Япону, который на самом деле был просто Самвел, помогли, наверное, его мускулы. Наверное, мускулы на руках и на ногах каким-то образом связаны между собой, потому что Япон бежал, как рекордсмен, он даже не бежал, вернее не убежал от этой сумасшедшей, он просто испарился, исчез, как бы перешел из одного состояния в другое — отсутствующее… впрочем, может быть, все объясняется просто тем, что у него была хорошая реакция. А Колька, у которого, похоже, не было ни подходящих мускулов, ни реакции, — тот только глазами моргал, и все, надо полагать, не мог понять, что происходит и куда делся Япон, — пока она, Томка, не двинула ему черепахой прямо по голове. Тут наконец и у него появилась реакция, а может быть, мускулы на ногах у него тоже были ничего — только не успела она поднять черепаху еще раз, как он бросил нож и с жутким воем побежал ничуть не медленнее Япона, зажимая рукой то место, куда пришелся удар, а она сама даже не помнила, как все это было, в такой она была ярости. Она и вправду могла убить этой черепахой. Хорошо, что у Кольки голова оказалась крепкой, так что через месяц от раны и следа не осталось, только на месте шрама с тех пор стали расти седые волосы.

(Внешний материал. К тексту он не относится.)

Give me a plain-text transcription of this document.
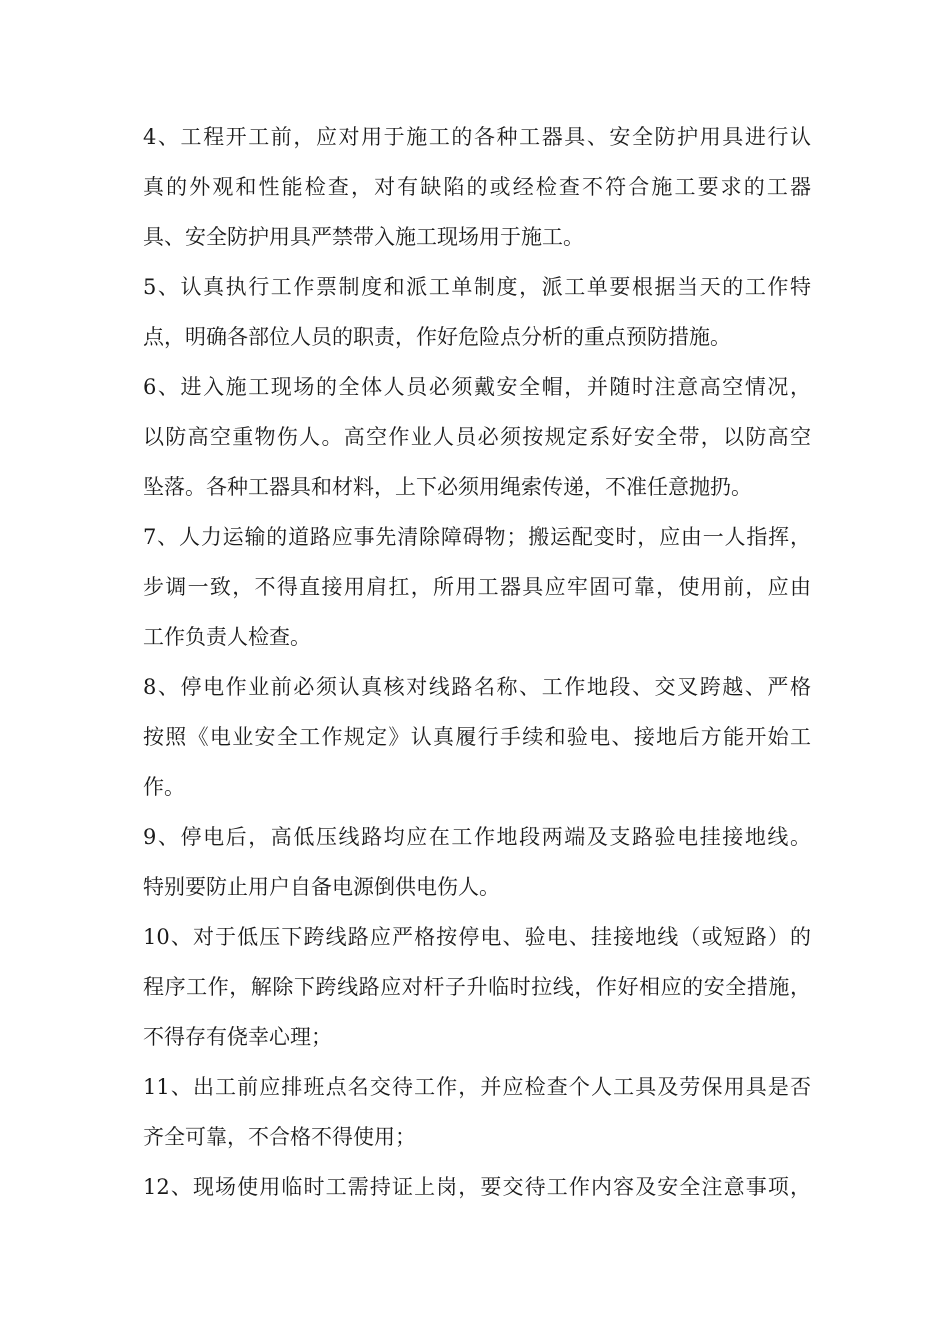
4、工程开工前，应对用于施工的各种工器具、安全防护用具进行认
真的外观和性能检查，对有缺陷的或经检查不符合施工要求的工器
具、安全防护用具严禁带入施工现场用于施工。
5、认真执行工作票制度和派工单制度，派工单要根据当天的工作特
点，明确各部位人员的职责，作好危险点分析的重点预防措施。
6、进入施工现场的全体人员必须戴安全帽，并随时注意高空情况，
以防高空重物伤人。高空作业人员必须按规定系好安全带，以防高空
坠落。各种工器具和材料，上下必须用绳索传递，不准任意抛扔。
7、人力运输的道路应事先清除障碍物；搬运配变时，应由一人指挥，
步调一致，不得直接用肩扛，所用工器具应牢固可靠，使用前，应由
工作负责人检查。
8、停电作业前必须认真核对线路名称、工作地段、交叉跨越、严格
按照《电业安全工作规定》认真履行手续和验电、接地后方能开始工
作。
9、停电后，高低压线路均应在工作地段两端及支路验电挂接地线。
特别要防止用户自备电源倒供电伤人。
10、对于低压下跨线路应严格按停电、验电、挂接地线（或短路）的
程序工作，解除下跨线路应对杆子升临时拉线，作好相应的安全措施，
不得存有侥幸心理；
11、出工前应排班点名交待工作，并应检查个人工具及劳保用具是否
齐全可靠，不合格不得使用；
12、现场使用临时工需持证上岗，要交待工作内容及安全注意事项，
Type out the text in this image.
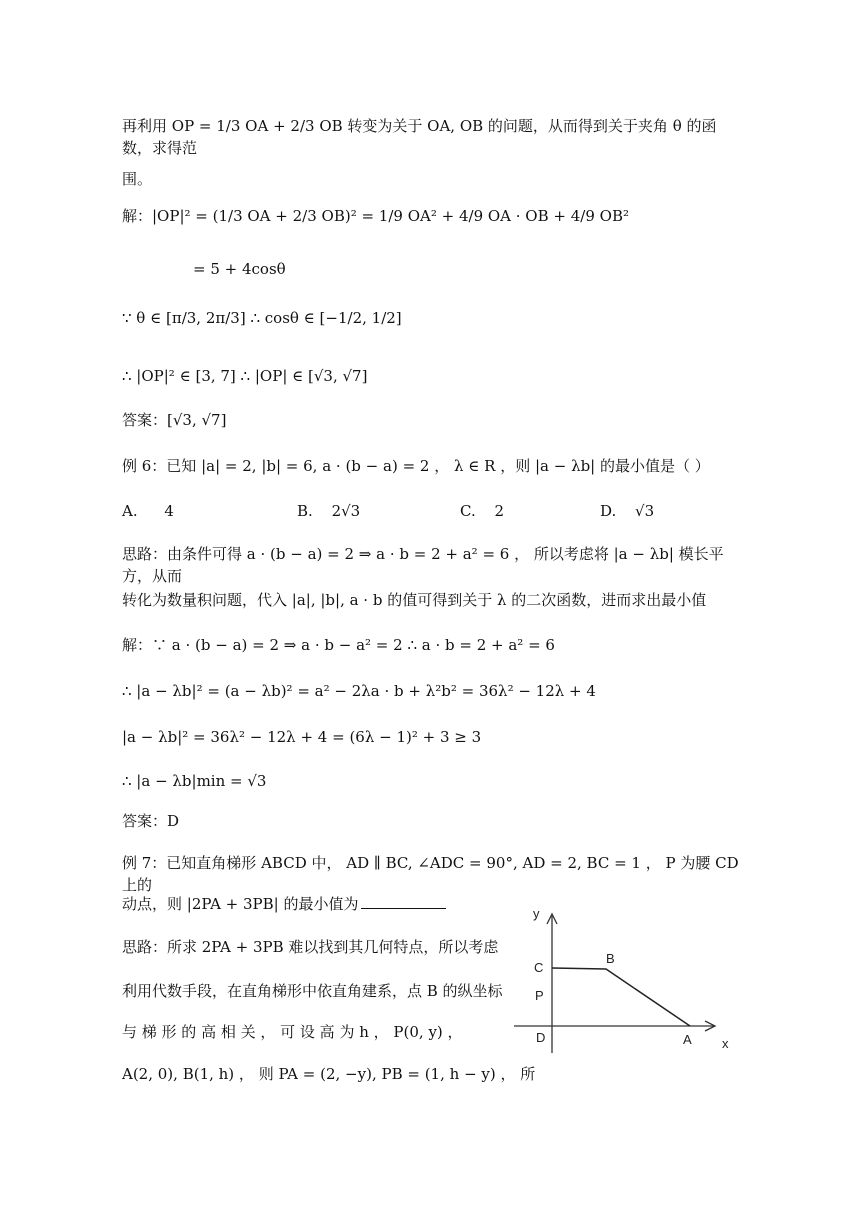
再利用 OP = 1/3 OA + 2/3 OB 转变为关于 OA, OB 的问题，从而得到关于夹角 θ 的函数，求得范
围。
解：|OP|² = (1/3 OA + 2/3 OB)² = 1/9 OA² + 4/9 OA · OB + 4/9 OB²
= 5 + 4cosθ
∵ θ ∈ [π/3, 2π/3] ∴ cosθ ∈ [−1/2, 1/2]
∴ |OP|² ∈ [3, 7] ∴ |OP| ∈ [√3, √7]
答案：[√3, √7]
例 6：已知 |a| = 2, |b| = 6, a · (b − a) = 2 ， λ ∈ R ，则 |a − λb| 的最小值是（ ）
A. 4	B. 2√3	C. 2	D. √3
思路：由条件可得 a · (b − a) = 2 ⇒ a · b = 2 + a² = 6 ， 所以考虑将 |a − λb| 模长平方，从而
转化为数量积问题，代入 |a|, |b|, a · b 的值可得到关于 λ 的二次函数，进而求出最小值
解：∵ a · (b − a) = 2 ⇒ a · b − a² = 2 ∴ a · b = 2 + a² = 6
∴ |a − λb|² = (a − λb)² = a² − 2λa · b + λ²b² = 36λ² − 12λ + 4
|a − λb|² = 36λ² − 12λ + 4 = (6λ − 1)² + 3 ≥ 3
∴ |a − λb|min = √3
答案：D
例 7：已知直角梯形 ABCD 中， AD ∥ BC, ∠ADC = 90°, AD = 2, BC = 1 ， P 为腰 CD 上的
动点，则 |2PA + 3PB| 的最小值为
思路：所求 2PA + 3PB 难以找到其几何特点，所以考虑
利用代数手段，在直角梯形中依直角建系，点 B 的纵坐标
与 梯 形 的 高 相 关 ， 可 设 高 为 h ， P(0, y) ，
A(2, 0), B(1, h) ， 则 PA = (2, −y), PB = (1, h − y) ， 所
y
x
C
B
P
D	A
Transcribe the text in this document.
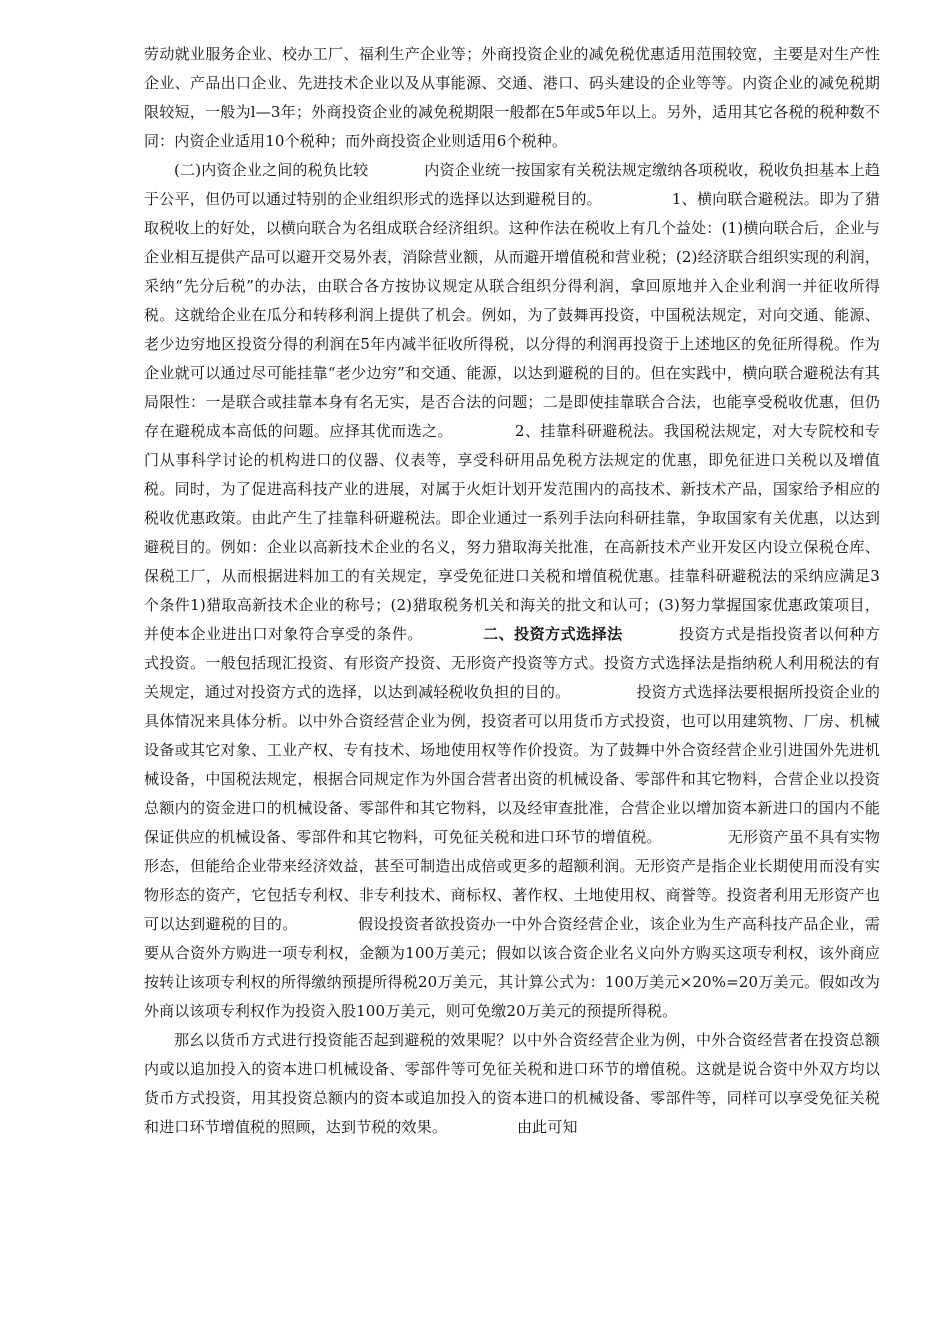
劳动就业服务企业、校办工厂、福利生产企业等；外商投资企业的减免税优惠适用范围较宽，主要是对生产性企业、产品出口企业、先进技术企业以及从事能源、交通、港口、码头建设的企业等等。内资企业的减免税期限较短，一般为l—3年；外商投资企业的减免税期限一般都在5年或5年以上。另外，适用其它各税的税种数不同：内资企业适用10个税种；而外商投资企业则适用6个税种。

(二)内资企业之间的税负比较	内资企业统一按国家有关税法规定缴纳各项税收，税收负担基本上趋于公平，但仍可以通过特别的企业组织形式的选择以达到避税目的。	1、横向联合避税法。即为了猎取税收上的好处，以横向联合为名组成联合经济组织。这种作法在税收上有几个益处：(1)横向联合后，企业与企业相互提供产品可以避开交易外表，消除营业额，从而避开增值税和营业税；(2)经济联合组织实现的利润，采纳“先分后税”的办法，由联合各方按协议规定从联合组织分得利润，拿回原地并入企业利润一并征收所得税。这就给企业在瓜分和转移利润上提供了机会。例如，为了鼓舞再投资，中国税法规定，对向交通、能源、老少边穷地区投资分得的利润在5年内减半征收所得税，以分得的利润再投资于上述地区的免征所得税。作为企业就可以通过尽可能挂靠“老少边穷”和交通、能源，以达到避税的目的。但在实践中，横向联合避税法有其局限性：一是联合或挂靠本身有名无实，是否合法的问题；二是即使挂靠联合合法，也能享受税收优惠，但仍存在避税成本高低的问题。应择其优而选之。	2、挂靠科研避税法。我国税法规定，对大专院校和专门从事科学讨论的机构进口的仪器、仪表等，享受科研用品免税方法规定的优惠，即免征进口关税以及增值税。同时，为了促进高科技产业的进展，对属于火炬计划开发范围内的高技术、新技术产品，国家给予相应的税收优惠政策。由此产生了挂靠科研避税法。即企业通过一系列手法向科研挂靠，争取国家有关优惠，以达到避税目的。例如：企业以高新技术企业的名义，努力猎取海关批准，在高新技术产业开发区内设立保税仓库、保税工厂，从而根据进料加工的有关规定，享受免征进口关税和增值税优惠。挂靠科研避税法的采纳应满足3个条件1)猎取高新技术企业的称号；(2)猎取税务机关和海关的批文和认可；(3)努力掌握国家优惠政策项目，并使本企业进出口对象符合享受的条件。	二、投资方式选择法	投资方式是指投资者以何种方式投资。一般包括现汇投资、有形资产投资、无形资产投资等方式。投资方式选择法是指纳税人利用税法的有关规定，通过对投资方式的选择，以达到减轻税收负担的目的。	投资方式选择法要根据所投资企业的具体情况来具体分析。以中外合资经营企业为例，投资者可以用货币方式投资，也可以用建筑物、厂房、机械设备或其它对象、工业产权、专有技术、场地使用权等作价投资。为了鼓舞中外合资经营企业引进国外先进机械设备，中国税法规定，根据合同规定作为外国合营者出资的机械设备、零部件和其它物料，合营企业以投资总额内的资金进口的机械设备、零部件和其它物料，以及经审查批准，合营企业以增加资本新进口的国内不能保证供应的机械设备、零部件和其它物料，可免征关税和进口环节的增值税。	无形资产虽不具有实物形态，但能给企业带来经济效益，甚至可制造出成倍或更多的超额利润。无形资产是指企业长期使用而没有实物形态的资产，它包括专利权、非专利技术、商标权、著作权、土地使用权、商誉等。投资者利用无形资产也可以达到避税的目的。	假设投资者欲投资办一中外合资经营企业，该企业为生产高科技产品企业，需要从合资外方购进一项专利权，金额为100万美元；假如以该合资企业名义向外方购买这项专利权，该外商应按转让该项专利权的所得缴纳预提所得税20万美元，其计算公式为：100万美元×20%=20万美元。假如改为外商以该项专利权作为投资入股100万美元，则可免缴20万美元的预提所得税。

那幺以货币方式进行投资能否起到避税的效果呢？以中外合资经营企业为例，中外合资经营者在投资总额内或以追加投入的资本进口机械设备、零部件等可免征关税和进口环节的增值税。这就是说合资中外双方均以货币方式投资，用其投资总额内的资本或追加投入的资本进口的机械设备、零部件等，同样可以享受免征关税和进口环节增值税的照顾，达到节税的效果。	由此可知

Но это она вспомнила или, вернее, думала об этом уже потом, после того как кончились, прошли те пять совершенно принадлежавших ей утренних минут от пяти тридцати, от первого полузадушенного будильничного хрипа до пяти часов тридцати пяти минут, думала, уже встав и убрав постель, или, точнее, вставая и убирая постель в слабом, разбавленном свете ночника, и потом, когда она тихо, на цыпочках, боясь разбудить соседей, которым не надо было вставать так рано, выходила в коридор, и потом, умываясь, и уже умывшись, и ставя чайник на пронзительно синие язычки газового пламени, и тогда даже, когда неожиданно и неизвестно почему в полной и глухой предутренней тишине водопроводный кран прорычал вдруг басом; и потом, снова и снова привычным привидением скользя по коридору, огибая наугад сундуки и шкафы, с незапамятных времен выставленные там, и снова в комнате, подоткнув ли сползающее одеяло под ноги двенадцатилетней девочке, горю ее и ее счастью, что досматривала сейчас сладкие утренние сны на ладошке, подложенной под щеку, и все то время до той самой минуты, пока она не перевела будильник на половину восьмого и не вышла в кромешную тьму парадного, чтобы через несколько мгновений утонуть в сгущенном молоке тумана.

Ей было десять, ему двенадцать, когда он ушел от них, скрывшись, как тогда чудилось ей, навсегда за огромной дубовой дверью синего с белым, похожего на огромный корабль дома, стоявшего у самого берега реки. Ибо даже тогда, когда это «навсегда» оказалось пятью годами, на эти полторы тысячи долгих дней и ночей, что он провел за высокими стенами и дубовыми дверями, они не расставались, то есть не были разлучены, разъединены, оторваны друг от друга, а просто обогнули, обошли эти пять лет, как огибают, обходят с разных сторон, не выпуская руки из руки, небольшое препятствие, скажем лужу, канавку или еще что. Именно так было и у них, и они не выпускали — если не руки, то друг друга из поля зрения, всегда чувствуя, ощущая, зная, что другой рядом, все равно, сидел ли он, тоскуя, у окна, глядя на розовый в блестках гранит парапета, или приходил на воскресенье домой, принося из того рая, в котором он теперь жил, толстые, в картонных, покрытых воском коробках, плитки американского шоколада, или встречал ее там, у себя, в том доме, где проходили, текли его долгие дни и короткие ночи — во время субботних танцевальных вечеров в высоком с изысканной старинной лепкой поверху зале, на паркете, который скользил и выскальзывал из-под ног, когда военный оркестр под управлением маленького пухлого капитана извлекал из своих сверкающих инструментов звуки польки-тройки, или падекатра, или вальса, или вальса-гавота, миньона, или еще какого-нибудь из бесчисленных бальных танцев, знание которых считалось для них необходимым и которые они в течение многих лет учили в обязательном порядке — первая позиция ног, вторая, третья, — как это и было с самого начала предусмотрено тогдашней училищной программой.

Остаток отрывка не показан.